La sortie au parc d’attraction a permis de partager des moments de détente, de rire, de joie. Cela a beaucoup impacté la dynamique du groupe. Malgré la barrière de la langue entre les nigérianes (anglophones) et les autres résidentes, les sensations vécues conjointement sur les attractions ont resserré les liens et le sentiment d’appartenance au groupe. Il n’y a pas besoin du langage pour partager des sensations et des moments intenses. (Laura Perier.)

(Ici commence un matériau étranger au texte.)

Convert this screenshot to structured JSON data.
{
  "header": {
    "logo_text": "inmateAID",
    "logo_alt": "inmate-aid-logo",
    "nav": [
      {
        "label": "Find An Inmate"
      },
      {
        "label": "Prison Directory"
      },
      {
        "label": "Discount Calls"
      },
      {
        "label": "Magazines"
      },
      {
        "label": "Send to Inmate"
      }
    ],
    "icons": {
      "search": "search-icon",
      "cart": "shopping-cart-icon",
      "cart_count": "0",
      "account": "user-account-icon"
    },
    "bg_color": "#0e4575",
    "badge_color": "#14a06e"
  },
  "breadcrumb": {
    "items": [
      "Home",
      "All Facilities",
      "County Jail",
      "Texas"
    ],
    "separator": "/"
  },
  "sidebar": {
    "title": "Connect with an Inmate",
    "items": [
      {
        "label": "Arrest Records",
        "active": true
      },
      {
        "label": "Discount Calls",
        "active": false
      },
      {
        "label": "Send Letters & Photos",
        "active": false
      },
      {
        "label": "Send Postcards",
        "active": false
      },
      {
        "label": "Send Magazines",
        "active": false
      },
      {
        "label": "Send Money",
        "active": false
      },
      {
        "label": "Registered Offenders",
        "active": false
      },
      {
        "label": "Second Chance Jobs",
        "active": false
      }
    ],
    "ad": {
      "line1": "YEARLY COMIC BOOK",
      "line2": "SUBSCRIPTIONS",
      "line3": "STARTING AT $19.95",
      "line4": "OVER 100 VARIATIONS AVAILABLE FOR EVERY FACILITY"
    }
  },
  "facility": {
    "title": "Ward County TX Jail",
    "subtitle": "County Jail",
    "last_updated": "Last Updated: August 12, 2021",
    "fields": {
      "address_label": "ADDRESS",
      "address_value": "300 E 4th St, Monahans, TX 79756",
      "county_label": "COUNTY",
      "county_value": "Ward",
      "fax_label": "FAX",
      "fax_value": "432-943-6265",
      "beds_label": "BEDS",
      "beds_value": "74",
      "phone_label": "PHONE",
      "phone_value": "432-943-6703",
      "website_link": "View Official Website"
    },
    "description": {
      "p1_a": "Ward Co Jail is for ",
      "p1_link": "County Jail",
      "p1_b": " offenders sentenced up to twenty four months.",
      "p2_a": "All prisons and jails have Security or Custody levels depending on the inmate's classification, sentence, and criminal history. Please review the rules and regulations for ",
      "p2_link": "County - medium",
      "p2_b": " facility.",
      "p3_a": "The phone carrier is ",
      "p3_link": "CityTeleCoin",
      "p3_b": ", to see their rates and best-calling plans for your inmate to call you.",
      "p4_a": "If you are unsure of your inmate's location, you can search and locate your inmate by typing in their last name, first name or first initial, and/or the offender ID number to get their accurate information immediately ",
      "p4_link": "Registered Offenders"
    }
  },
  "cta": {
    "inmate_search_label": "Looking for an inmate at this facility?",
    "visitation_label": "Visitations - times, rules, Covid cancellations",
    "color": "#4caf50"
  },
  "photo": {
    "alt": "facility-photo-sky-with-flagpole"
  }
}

Un tremplin vers l’insertion

Malgré l’atmosphère détendue du séjour, il fut l’occasion de travailler l’autonomie et la responsabilisation des résidentes. Les activités et la vie quotidienne impliquaient le respect de certains horaires et de l’anticipation pour ne pas pénaliser le groupe. Les sorties dans les espaces publics les ont obligées également à apprendre à se comporter en société. Ces éléments, impliquant de la considération pour autrui permettent à chacune de s’ouvrir et d’anticiper la vie à l’extérieur du foyer.
Au final, ces vacances donnent aux femmes aussi un nouveau regard sur elles-mêmes, car elles prennent conscience de leurs capacités d’autonomie.

La sortie à la plage fut la découverte d’un nouvel environnement, calme, tranquille, loin du tumulte parisien. Cependant, nous n’étions pas les seules à profiter de ce cadre. Un comportement adapté au partage de l’espace publique était nécessaire. Cela nous a permis de travailler tout ce qui est savoir-vivre et savoir-être, en intégrant les autres dans notre environnement. (Laura Perier.)
 

AFJ

Organisme reconnu d’utilité publique crée en 1965 qui propose de la mise à l’abri et de la sécurisation pour les femmes victimes de traite à des fins d’exploitation sexuelle.
 
C’est un lieux de vie communautaire qui propose un accompagnement socio-éducatif, une prise en charge globale médico-psychologique et un soutien sur les démarches administratives et juridiques, individuel et personnalisé.

Le foyer, basé à Paris, compte 12 places, et un appartement semi-autonome pour 3 personnes.


Article écrit en collaboration avec Laura Perier, intervenante sociale à AFJ.